Potentially Ambiguous Stochastic Calculus Question In the Lecture Notes for my Stochastic Calculus module, my lecturer provides the following question as an essential exercise in preparation for the exam. It reads as follows:

Let  $(W_t)_{t≥0}$ be a one-dimensional Wiener process. In the solution that you
found in the previous exercise, replace $G_t$ by $W_t$, that is, set $X_t = xe^{at + bW_t}$. Write an equation for X.

Now, the previous exercise asked us to find a solution to the equation: $$d X_t = aX_t\, dt + bX_t \, dG_t, \,\,\,\,\,\,\,\,\,\,\,\, X_0 = x,$$ where $G \in C^1$, i.e. $G$ is a continuously differentiable function and $G(0) = 0$, and  $a,b \in \mathbb{R}$.
My solution, as suggested in the original exercise was $$X_t = x e^{at + bG_t}$$
I'm not too sure what the process would be to answer the original question. It seems fairly ambiguous - am I essentially just reverse-engineering the 'previous exercise' and trying to find some sort of differential equation?
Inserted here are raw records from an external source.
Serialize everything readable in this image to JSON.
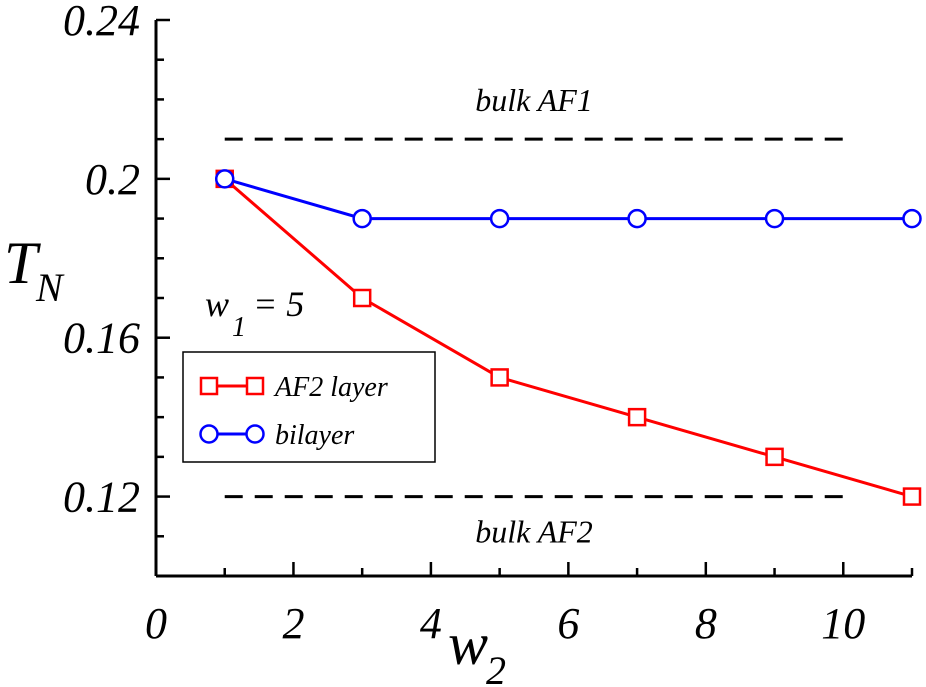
{
  "chart_data": {
    "type": "line",
    "title": "",
    "xlabel": "w",
    "xlabel_sub": "2",
    "ylabel": "T",
    "ylabel_sub": "N",
    "xlim": [
      0,
      11
    ],
    "ylim": [
      0.1,
      0.24
    ],
    "x_ticks": [
      0,
      2,
      4,
      6,
      8,
      10
    ],
    "x_tick_labels": [
      "0",
      "2",
      "4",
      "6",
      "8",
      "10"
    ],
    "y_ticks": [
      0.12,
      0.16,
      0.2,
      0.24
    ],
    "y_tick_labels": [
      "0.12",
      "0.16",
      "0.2",
      "0.24"
    ],
    "grid": false,
    "legend_position": "lower-left",
    "series": [
      {
        "name": "AF2 layer",
        "color": "#ff0000",
        "marker": "square",
        "x": [
          1,
          3,
          5,
          7,
          9,
          11
        ],
        "y": [
          0.2,
          0.17,
          0.15,
          0.14,
          0.13,
          0.12
        ]
      },
      {
        "name": "bilayer",
        "color": "#0000ff",
        "marker": "circle",
        "x": [
          1,
          3,
          5,
          7,
          9,
          11
        ],
        "y": [
          0.2,
          0.19,
          0.19,
          0.19,
          0.19,
          0.19
        ]
      }
    ],
    "reference_lines": [
      {
        "label": "bulk AF1",
        "y": 0.21,
        "x_range": [
          1,
          10
        ]
      },
      {
        "label": "bulk AF2",
        "y": 0.12,
        "x_range": [
          1,
          10
        ]
      }
    ],
    "annotation": {
      "text_main": "w",
      "text_sub": "1",
      "text_rest": " = 5"
    }
  }
}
If so, how would I do this?
 A: The question wants you to find a stochastic differential equation of the form $$dX_t = \mu (t,X_t) dt + \sigma (t, X_t) dW_t$$ for which $X_t = X_0 e^{at + b W_t}$ is a solution. You would approach this by applying Itô's formula on $X_t$. In particular, you should take $f(x,t) = e^{at + bx}$, find $f_x, f_t, f_{xx}$ and use Itô's formula to compute $df(t,W_t)$.
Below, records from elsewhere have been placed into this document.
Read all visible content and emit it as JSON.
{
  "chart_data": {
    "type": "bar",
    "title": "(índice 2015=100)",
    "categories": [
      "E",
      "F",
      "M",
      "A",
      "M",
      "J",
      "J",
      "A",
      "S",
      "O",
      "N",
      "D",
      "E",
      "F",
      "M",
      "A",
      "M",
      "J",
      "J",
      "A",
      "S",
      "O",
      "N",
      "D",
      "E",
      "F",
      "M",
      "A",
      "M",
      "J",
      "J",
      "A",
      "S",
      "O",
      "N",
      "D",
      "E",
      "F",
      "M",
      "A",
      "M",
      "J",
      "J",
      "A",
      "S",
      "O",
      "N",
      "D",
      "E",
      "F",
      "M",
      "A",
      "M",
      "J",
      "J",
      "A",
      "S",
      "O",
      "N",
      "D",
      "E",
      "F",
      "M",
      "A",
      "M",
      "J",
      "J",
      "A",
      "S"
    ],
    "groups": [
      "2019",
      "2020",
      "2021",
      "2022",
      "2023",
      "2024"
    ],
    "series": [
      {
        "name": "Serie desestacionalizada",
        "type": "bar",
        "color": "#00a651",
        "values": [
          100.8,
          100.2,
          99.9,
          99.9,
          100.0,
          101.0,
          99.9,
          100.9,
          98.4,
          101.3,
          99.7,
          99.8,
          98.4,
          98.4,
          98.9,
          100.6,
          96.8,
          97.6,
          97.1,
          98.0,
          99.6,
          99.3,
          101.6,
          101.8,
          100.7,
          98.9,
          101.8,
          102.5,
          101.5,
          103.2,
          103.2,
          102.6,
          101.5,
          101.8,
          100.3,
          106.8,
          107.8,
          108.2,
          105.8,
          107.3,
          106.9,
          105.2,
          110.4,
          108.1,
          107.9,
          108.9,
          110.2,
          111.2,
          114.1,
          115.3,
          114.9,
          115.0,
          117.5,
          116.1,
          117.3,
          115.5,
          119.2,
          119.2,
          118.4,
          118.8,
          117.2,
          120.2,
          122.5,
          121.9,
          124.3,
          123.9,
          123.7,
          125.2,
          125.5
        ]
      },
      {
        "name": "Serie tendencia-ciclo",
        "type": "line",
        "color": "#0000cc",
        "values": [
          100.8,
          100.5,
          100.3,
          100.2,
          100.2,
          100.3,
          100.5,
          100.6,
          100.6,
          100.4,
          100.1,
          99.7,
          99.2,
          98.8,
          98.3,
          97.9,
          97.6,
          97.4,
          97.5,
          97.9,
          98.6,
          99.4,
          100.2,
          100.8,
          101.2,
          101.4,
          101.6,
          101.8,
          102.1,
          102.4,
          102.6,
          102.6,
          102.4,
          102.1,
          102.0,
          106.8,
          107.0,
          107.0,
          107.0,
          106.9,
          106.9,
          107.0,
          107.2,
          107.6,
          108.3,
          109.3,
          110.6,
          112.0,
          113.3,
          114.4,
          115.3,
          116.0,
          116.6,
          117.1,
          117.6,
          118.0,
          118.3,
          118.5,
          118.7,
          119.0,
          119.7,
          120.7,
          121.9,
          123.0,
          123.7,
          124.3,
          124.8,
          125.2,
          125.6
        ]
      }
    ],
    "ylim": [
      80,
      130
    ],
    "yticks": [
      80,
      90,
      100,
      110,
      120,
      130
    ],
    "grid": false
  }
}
The reason why this is compared to the previous exercise is because when $G \in C^1$ you can formally substitute $dG = G^\prime (t) dt$. This is not something you can do for Brownian motion as its trajectories have unbounded variation.
A: The difference is that while $dG_t$ is of the scale $dt$, $dW_t\sim N(0,dt)$ is in $99\%$ of the cases of scale $\sqrt{dt}$. Thus while the higher powers of $dG_t$ are too small to contribute to the total, the square of $dW_t$ still is of size $dt$ and thus contributes.
$\newcommand{\D}{{\it\Delta}}\newcommand{\d}{\delta}$
Or to make that a little more exact, consider a time step $\D t$ with the increments $\D W_t=W_{t+\D t}-W_t$ etc. Then
$$
\D X_t=xe^{at+bW_t}(e^{a\D t+b\D W_t}-1)
$$
Using the exponential series this gives
$$
\D X_t=X_t\Bigl((a\D t+b\D W_t)+\tfrac12(a\D t+b\D W_t)^2+...\Bigr)
\\
=X_t\Bigl((a\D t+b\D W_t)+\tfrac12b^2(\D W_t)^2+O((\D t)^{3/2})\Bigr)
$$
To get a handle on how to treat the term $(\D W_t)^2$ consider an even smaller time step $\d t$ with $N\d t=\D t$. Then
$$
(\D W_t)^2=\left(\sum_{i=0}^{N-1}\d W_{t+i\d t}\right)^2
=\sum_{i=0}^{N-1}(\d W_{t+i\d t})^2+2\sum_{0\le i<j<N}\d W_{t+i\d t}\d W_{t+j\d t}
$$
Now by construction of the Wiener process, the $\d W_{t+i\d t}$ are independent and identically distributed $\sim N(0,\d t)$. By the law of large numbers,
$$
\sum_{i=0}^{N-1}(\d W_{t+i\d t})^2\approx N·\Bbb E[(\d W_{t})^2]=N·\d t=\D t
$$
and
$$
2\sum_{0\le i<j<N}\d W_{t+i\d t}\d W_{t+j\d t}\approx N(N-1)·\Bbb E[\d W_{t}\d W_{t+\d t}]=0
$$
so $(\D W_t)^2$ can be replaces with $\D t$, the deviations from that cancel out over larger time intervals.